Clients sometimes like to ease the transition for employees who are retiring or whom the client would like to encourage to leave. One strategy is to continue the employee “on payroll” for a period of time with the expectation that all benefits will remain in place. However, the practice makes benefits lawyers nervous because the benefits that are supposed to continue may be offered under plans that do not recognize an employee who has stopped working as eligible for continued benefits.
Consider the situation of this recent federal appeals court decision. On November 3, Edward retired as an executive. He had accrued several weeks of PTO that the employer continued to pay through November 27. On November 8 he injured his back deplaning from his private aircraft and was later diagnosed with multiple myeloma. Edward applied for short-term and long term disability under the employer’s plan. The insurance carrier denied both claims on the grounds that Edward was no longer in “Active Service” at the time of the injury and so was not eligible for benefits. His “vacation” did not extend benefit eligibility.
Under the insurance policy, “Active Service” was defined to mean that the Employee was working on a full-time basis or was on a vacation or holiday if the Employee was working on the preceding regularly scheduled work day. Edward agreed that he was not working on the day of his injury, but said that he was on vacation and had worked on the preceding scheduled work day.

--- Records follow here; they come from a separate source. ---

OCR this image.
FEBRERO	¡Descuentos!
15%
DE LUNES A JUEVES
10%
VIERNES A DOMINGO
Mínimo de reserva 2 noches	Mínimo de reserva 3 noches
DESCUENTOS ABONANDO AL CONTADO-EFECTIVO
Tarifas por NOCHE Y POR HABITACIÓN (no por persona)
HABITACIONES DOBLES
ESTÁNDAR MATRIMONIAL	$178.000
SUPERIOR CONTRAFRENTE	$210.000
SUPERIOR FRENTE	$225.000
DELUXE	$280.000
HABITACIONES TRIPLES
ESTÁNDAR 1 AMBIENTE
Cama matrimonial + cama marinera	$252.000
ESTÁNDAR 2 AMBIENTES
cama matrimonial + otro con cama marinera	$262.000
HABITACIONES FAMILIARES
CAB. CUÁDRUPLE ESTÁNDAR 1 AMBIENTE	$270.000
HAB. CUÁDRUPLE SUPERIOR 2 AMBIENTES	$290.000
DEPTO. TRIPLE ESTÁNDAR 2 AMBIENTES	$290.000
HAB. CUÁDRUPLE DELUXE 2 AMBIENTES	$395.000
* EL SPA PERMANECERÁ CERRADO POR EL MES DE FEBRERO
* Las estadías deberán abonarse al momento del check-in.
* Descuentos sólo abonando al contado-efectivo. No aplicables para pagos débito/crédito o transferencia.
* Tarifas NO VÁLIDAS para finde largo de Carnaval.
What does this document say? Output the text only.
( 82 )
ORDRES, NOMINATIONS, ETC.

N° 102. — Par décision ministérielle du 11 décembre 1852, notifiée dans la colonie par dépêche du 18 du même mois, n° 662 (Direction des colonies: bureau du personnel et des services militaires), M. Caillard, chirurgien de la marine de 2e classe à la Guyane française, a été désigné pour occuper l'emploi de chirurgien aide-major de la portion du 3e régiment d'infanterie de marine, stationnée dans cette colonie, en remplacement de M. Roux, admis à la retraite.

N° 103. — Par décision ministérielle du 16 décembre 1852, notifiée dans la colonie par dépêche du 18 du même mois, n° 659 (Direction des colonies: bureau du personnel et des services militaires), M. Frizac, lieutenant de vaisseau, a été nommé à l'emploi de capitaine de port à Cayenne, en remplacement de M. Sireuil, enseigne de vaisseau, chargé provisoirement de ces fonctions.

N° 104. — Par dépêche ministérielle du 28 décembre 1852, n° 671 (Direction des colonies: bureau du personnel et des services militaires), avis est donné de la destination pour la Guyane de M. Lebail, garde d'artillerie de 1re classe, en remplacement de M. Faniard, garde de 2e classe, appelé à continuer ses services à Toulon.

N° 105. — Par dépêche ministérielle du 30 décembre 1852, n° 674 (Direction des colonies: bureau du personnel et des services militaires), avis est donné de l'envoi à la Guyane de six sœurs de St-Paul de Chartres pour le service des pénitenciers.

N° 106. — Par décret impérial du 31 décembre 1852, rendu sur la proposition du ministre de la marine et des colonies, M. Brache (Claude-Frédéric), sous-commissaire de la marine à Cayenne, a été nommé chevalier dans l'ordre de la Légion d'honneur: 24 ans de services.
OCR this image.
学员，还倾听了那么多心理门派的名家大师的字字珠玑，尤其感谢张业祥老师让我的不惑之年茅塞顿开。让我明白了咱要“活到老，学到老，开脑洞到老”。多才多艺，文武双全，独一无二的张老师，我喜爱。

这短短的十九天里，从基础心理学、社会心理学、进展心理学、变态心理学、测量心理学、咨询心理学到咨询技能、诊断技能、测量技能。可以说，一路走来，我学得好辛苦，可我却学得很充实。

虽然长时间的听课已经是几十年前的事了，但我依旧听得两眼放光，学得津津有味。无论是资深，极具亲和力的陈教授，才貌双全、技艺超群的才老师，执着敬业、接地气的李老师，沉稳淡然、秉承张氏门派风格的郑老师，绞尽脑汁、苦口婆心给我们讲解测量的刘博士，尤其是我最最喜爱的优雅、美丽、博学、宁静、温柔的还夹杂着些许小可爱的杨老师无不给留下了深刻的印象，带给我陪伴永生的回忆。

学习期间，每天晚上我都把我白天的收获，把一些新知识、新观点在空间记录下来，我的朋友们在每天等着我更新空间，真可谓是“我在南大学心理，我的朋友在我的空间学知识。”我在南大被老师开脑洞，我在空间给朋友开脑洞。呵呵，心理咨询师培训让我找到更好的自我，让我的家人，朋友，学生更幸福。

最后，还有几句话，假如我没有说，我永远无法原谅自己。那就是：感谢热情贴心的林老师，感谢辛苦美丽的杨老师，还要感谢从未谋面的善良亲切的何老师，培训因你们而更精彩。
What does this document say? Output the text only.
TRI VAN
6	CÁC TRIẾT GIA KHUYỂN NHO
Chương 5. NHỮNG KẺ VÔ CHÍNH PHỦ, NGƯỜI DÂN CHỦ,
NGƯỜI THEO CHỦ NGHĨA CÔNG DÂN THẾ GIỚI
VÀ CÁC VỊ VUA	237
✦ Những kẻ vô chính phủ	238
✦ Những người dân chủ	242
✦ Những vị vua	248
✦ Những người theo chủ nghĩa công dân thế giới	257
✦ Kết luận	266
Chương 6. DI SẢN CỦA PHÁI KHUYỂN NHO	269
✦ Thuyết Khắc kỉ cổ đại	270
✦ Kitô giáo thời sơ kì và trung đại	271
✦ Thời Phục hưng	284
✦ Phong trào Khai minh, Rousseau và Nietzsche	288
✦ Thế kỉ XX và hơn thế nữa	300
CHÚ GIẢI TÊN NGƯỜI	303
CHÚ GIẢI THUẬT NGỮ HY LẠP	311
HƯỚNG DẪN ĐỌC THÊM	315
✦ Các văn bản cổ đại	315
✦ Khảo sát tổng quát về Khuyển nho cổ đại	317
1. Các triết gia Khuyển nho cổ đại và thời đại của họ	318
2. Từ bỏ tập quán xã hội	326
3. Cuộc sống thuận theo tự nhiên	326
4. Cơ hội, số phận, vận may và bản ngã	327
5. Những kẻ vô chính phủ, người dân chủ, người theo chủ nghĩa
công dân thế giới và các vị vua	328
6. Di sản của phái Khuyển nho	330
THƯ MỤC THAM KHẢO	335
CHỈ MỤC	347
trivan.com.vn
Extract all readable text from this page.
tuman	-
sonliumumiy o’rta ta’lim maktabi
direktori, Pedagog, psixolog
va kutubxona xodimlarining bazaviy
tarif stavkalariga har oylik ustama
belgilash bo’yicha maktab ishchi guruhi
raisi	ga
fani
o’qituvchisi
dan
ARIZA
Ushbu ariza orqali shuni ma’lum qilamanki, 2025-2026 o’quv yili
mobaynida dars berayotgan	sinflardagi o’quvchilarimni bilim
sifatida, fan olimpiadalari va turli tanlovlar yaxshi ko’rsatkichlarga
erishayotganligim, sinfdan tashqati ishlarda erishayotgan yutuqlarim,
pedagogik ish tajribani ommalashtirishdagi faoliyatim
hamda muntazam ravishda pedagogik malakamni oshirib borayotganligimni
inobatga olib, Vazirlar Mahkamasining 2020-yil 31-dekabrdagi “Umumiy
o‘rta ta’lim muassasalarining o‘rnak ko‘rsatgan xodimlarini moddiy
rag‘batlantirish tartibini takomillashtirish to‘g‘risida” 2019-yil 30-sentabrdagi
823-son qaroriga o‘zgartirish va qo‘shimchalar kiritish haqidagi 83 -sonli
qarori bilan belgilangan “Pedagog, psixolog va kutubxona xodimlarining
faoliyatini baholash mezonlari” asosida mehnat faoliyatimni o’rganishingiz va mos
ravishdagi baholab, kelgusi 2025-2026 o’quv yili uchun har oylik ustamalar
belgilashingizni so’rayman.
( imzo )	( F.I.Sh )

The insurance company had the right to decide claims under the policy and concluded that Edward was not on vacation. Rather, by November 8 he had retired. There was no expectation that he would return to work after the vacation so he was not in “Active Service” and did not have coverage for the injury.
I counsel my clients to remember that they typically do not provide benefits such as health, life, and disability on their own. There is typically an insurance carrier involved. Even if a health plan is self-funded, there is usually a stop loss carrier to pay high claims. Employers promising continued coverage to retirees or other terminating employees should make sure that the language of the insurance policies and plans support the promise. (Side note: Sometimes tax code provisions can also affect continued coverage. For example, a retirement like that described above is likely to be considered a “separation from service” under Section 409A of the tax code, which may affect when deferred compensation payments should begin.)
In this case, Edward did not recover from the insurance carrier and had not sued the employer. If the employer had promised continued benefit coverage, it is possible that the employer could have been found liable to Edward for the benefits that the carrier was not obligated to pay.
Lesson to employers: Do not promise benefits beyond what your plan documents and insurance policies provide. If you do, you may find yourself paying those benefits without the insurance coverage you were expecting.